Diese Veränderung geht in Sprüngen. Wenn ein Sprung erfolgt ist,
vertreten durch eine übersichtliche, nicht mehr erweiterbare Anzahl
von Namen, beginnt die Gegenwartskunst sich selbst als Sprachregelung zu
repräsentieren.
Die Anreihung dieser Sprünge von einer Gegenwartskunst zur andern unterliegt
einem simplen Hinundher. Wenn zu lange geschrieen wurde: aber das kann man
nun mal nicht machen, zeigt sich dieses "das" nächstens, aber
irgendwie anders, als Entdeckung.
Daher gleicht eine neue Position oberflächlich einer vorvorigen. Die
Kunst nach den Neuen Wilden muss sich gegen den Konzeptualismus verteidigen,
und Tiravanija muss beteuern, dass das eben nicht Fluxus ist, was er macht.

Der Soziologe Niklas Luhmann hat versucht, den Kunstbetrieb zu beschreiben.
Er funktioniert als Subsystem der Gesellschaft neben anderen Subsystemen
(wie zum Beispiel der Wirtschaft), diesen vergleichbar nach ähnlichen Kriterien,
aber er bestimmt und reproduziert sich selbst aus sich heraus. Kunst kann nicht
mehr verstanden werden als Wachstumssaum von Kultur allgemein.

KÜNSTLERZOO IN DER FREIEN WILDBAHN DER NORMALITÄT?

Nur durch das Kunstsystem kann sich Kunst als bestimmter Vollzug gesellschaftlicher
Kommunikation überhaupt ereignen. Ihre Formen können nur noch
aufgefasst werden als Unterscheidung an einer systemimmanenten Grenze, wo
Redundanz, Abweichung, Ungewissheit, Indifferenz immer neu festgelegt werden
müssen. Das Kunstsystem konstituiert sich durch seine eigene Theorie
und Praxis. Diese müssen sich immer neu ausdifferenzieren. Der Künstler ist
ein Äquilibrist.
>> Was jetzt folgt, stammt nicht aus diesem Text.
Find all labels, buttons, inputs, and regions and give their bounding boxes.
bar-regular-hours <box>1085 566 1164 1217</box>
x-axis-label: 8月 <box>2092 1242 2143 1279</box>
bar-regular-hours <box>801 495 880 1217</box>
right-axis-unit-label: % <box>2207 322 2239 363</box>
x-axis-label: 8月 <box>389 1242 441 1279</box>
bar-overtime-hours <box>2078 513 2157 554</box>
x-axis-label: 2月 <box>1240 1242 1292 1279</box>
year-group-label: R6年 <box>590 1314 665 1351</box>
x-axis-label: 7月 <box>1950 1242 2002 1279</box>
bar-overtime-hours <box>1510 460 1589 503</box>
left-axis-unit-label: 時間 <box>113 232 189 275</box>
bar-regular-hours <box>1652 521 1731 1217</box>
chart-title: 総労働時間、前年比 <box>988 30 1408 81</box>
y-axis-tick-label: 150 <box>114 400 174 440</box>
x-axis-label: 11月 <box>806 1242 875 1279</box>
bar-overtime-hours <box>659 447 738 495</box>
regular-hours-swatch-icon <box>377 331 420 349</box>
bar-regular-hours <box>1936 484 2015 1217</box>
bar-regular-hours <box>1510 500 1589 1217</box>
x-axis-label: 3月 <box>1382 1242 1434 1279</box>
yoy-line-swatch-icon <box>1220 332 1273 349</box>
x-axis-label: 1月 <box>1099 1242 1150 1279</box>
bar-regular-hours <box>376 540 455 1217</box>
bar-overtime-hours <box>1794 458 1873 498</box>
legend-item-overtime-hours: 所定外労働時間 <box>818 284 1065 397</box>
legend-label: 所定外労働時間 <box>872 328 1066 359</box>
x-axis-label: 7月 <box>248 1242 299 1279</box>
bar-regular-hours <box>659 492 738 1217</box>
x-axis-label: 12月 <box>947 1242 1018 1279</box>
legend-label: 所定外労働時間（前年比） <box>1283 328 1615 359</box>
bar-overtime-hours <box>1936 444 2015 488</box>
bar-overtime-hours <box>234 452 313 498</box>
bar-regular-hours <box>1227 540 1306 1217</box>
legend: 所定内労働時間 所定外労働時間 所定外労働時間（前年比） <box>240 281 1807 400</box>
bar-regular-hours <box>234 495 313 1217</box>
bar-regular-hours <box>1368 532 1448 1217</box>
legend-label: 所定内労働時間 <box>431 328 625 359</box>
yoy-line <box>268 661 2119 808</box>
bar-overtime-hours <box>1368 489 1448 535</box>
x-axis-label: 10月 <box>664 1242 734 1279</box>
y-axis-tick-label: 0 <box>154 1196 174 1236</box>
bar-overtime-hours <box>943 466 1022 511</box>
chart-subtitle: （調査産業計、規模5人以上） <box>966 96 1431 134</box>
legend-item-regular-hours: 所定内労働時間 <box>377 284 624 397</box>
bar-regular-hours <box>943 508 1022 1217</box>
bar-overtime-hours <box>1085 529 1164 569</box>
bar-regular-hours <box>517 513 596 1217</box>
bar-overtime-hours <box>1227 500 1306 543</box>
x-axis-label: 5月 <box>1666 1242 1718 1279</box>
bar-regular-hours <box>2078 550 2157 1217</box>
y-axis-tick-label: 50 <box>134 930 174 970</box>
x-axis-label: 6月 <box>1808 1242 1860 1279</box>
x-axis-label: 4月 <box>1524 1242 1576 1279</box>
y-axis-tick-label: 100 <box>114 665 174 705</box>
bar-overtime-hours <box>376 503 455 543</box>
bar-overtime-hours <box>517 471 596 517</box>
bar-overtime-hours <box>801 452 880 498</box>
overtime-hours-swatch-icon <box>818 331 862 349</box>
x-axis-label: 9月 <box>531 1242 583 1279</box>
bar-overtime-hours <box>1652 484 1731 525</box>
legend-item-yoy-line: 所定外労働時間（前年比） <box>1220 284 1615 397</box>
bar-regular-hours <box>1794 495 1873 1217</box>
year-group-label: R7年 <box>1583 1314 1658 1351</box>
Alles ist möglich, aber nichts geht mehr.
Die Botschaft macht nur Sinn, wenn sie auch Ablehnungsbegriffe mit sich führt. Das
Werk wird zu einem Schritt, der gleich schon nach dem nächsten ruft,
nicht auf Dauer hin angelegt sein kann. Dauer erreicht es nur als Dokument,
als Spur des Schritts.
Kunst gibt sich heute hilflos gegenüber ihrer Umwandlung in einen Warenwert
und dessen Eigendynamik. Sie könnte sich entziehen durch Selbstauflösung.
Da ist es doch schlauer, sie spielt mit, aber nur noch als Dokument.
Die Betonung von Wirkung gegenüber Produktion, zeigt den Künstler
auch schon als arbeitsteiligen Dienstleister, der im Kooperativ mit Kurator,
Theoretiker, Sponsor und Galerist Kunst ermöglicht. Das Kooperativ
ist auch schon ein entscheidendes Publikum, ein erstes Publikum als Komplize.